Inscribed stone, Youghalvillage, Co. Tipperary
Co. Tipperary |
Stone Monuments
Built into the surviving south wall of a ruined medieval church on a hilltop in north Tipperary, a small carved stone head protrudes from the masonry about two metres above the ground.
It is roughly 24 centimetres long, with bulging eyes set near the top of the skull, no nose to speak of, a long neck, and a chin defined by a single curving groove. The hair falls to about ear length. Directly beneath it, three rectangular stone blocks are arranged one above two, and together they carry a sequence of carvings and a partially legible inscription that reads "ST. COE[ ]" and below that "NE 433", the letters worn or obscured where the brackets fall. One block bears a cross pattée, a heraldic cross whose arms broaden toward equal-length ends; another shows two angels. Elsewhere on the same wall, an incised cross pattée and a soul-effigy, both in a naïve, unschooled style, appear beside the embrasure of a round-headed window.

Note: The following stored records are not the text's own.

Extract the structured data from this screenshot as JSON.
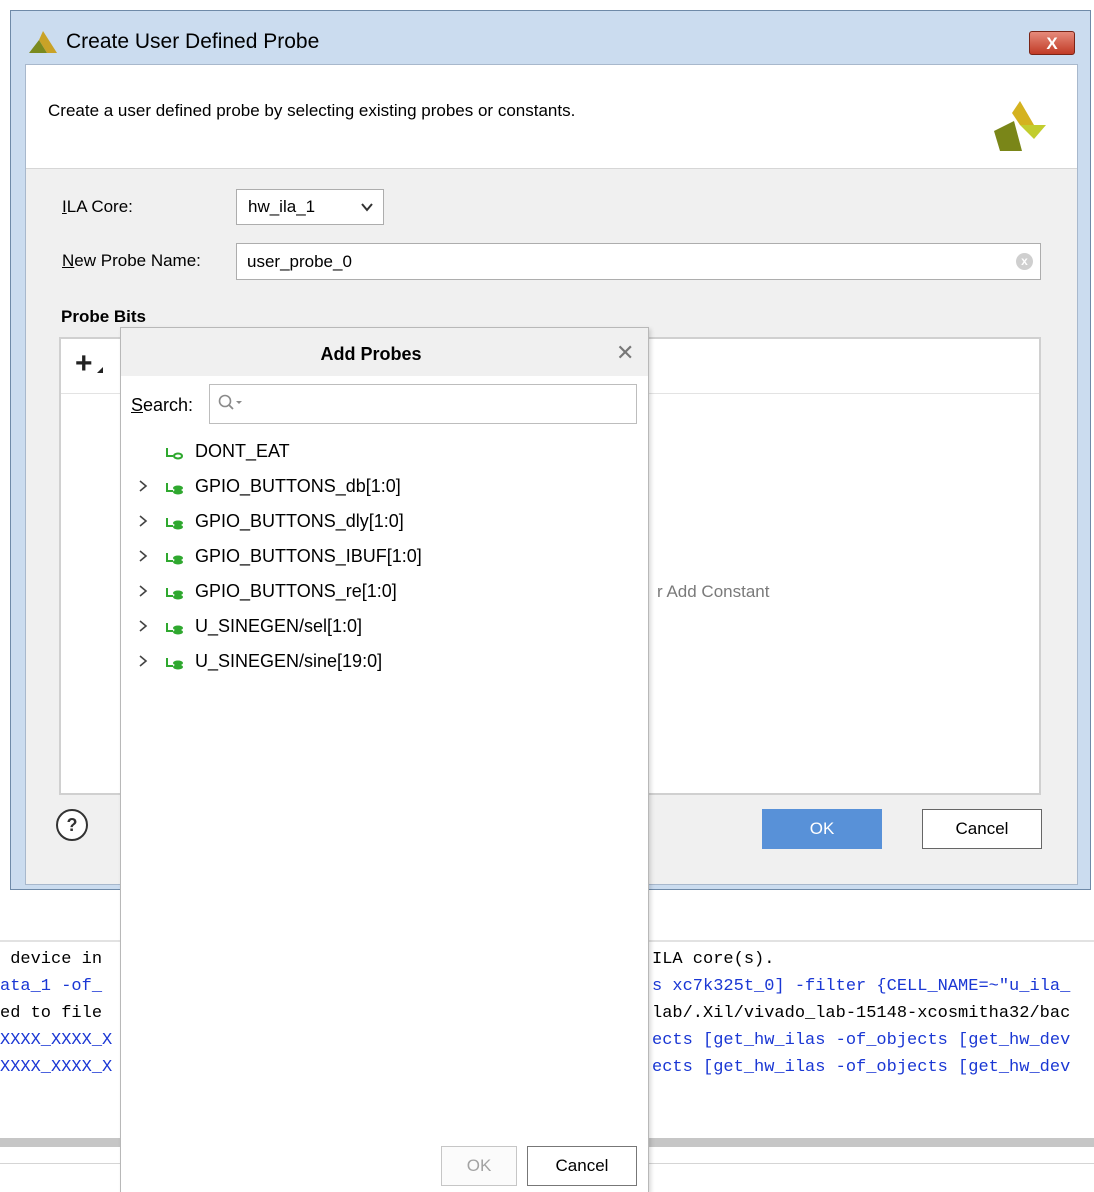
{
  "dialog": {
    "title": "Create User Defined Probe",
    "close_label": "X",
    "description": "Create a user defined probe by selecting existing probes or constants.",
    "ila_core": {
      "label_first": "I",
      "label_rest": "LA Core:",
      "value": "hw_ila_1"
    },
    "probe_name": {
      "label_first": "N",
      "label_rest": "ew Probe Name:",
      "value": "user_probe_0"
    },
    "probe_bits_heading": "Probe Bits",
    "add_button": "+",
    "add_constant_hint": "r Add Constant",
    "help_label": "?",
    "ok_label": "OK",
    "cancel_label": "Cancel"
  },
  "popup": {
    "title": "Add Probes",
    "close_label": "✕",
    "search_label_first": "S",
    "search_label_rest": "earch:",
    "search_value": "",
    "nodes": [
      {
        "name": "DONT_EAT",
        "expandable": false
      },
      {
        "name": "GPIO_BUTTONS_db[1:0]",
        "expandable": true
      },
      {
        "name": "GPIO_BUTTONS_dly[1:0]",
        "expandable": true
      },
      {
        "name": "GPIO_BUTTONS_IBUF[1:0]",
        "expandable": true
      },
      {
        "name": "GPIO_BUTTONS_re[1:0]",
        "expandable": true
      },
      {
        "name": "U_SINEGEN/sel[1:0]",
        "expandable": true
      },
      {
        "name": "U_SINEGEN/sine[19:0]",
        "expandable": true
      }
    ],
    "ok_label": "OK",
    "cancel_label": "Cancel"
  },
  "console": {
    "lines": [
      {
        "left": " device in",
        "right": "ILA core(s).",
        "color": "black"
      },
      {
        "left": "ata_1 -of_",
        "right": "s xc7k325t_0] -filter {CELL_NAME=~\"u_ila_",
        "color": "blue"
      },
      {
        "left": "ed to file",
        "right": "lab/.Xil/vivado_lab-15148-xcosmitha32/bac",
        "color": "black"
      },
      {
        "left": "XXXX_XXXX_X",
        "right": "ects [get_hw_ilas -of_objects [get_hw_dev",
        "color": "blue"
      },
      {
        "left": "XXXX_XXXX_X",
        "right": "ects [get_hw_ilas -of_objects [get_hw_dev",
        "color": "blue"
      }
    ]
  },
  "colors": {
    "accent": "#5891d8",
    "net_icon": "#2fa82f",
    "console_blue": "#1a37d4"
  }
}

The church itself, St Conlan's, is largely destroyed, its roughly coursed limestone fabric reduced mainly to this south wall and the concrete rendering that has partly obscured the east end. By 1837, Samuel Lewis was recording the site as the supposed oratory of the O'Brien family, and he noted the carved head alongside an inscription he read as "St. Coonna, 434." The number presumably refers to a patron saint's feast day in some calendrical or devotional reckoning, though the damaged lettering has made the name and precise figure difficult to confirm. A holy well nearby, still known as St Coulan's Well, preserves another thread of the same local dedication, linking the ruined church to a wider pattern of early Christian veneration in the landscape.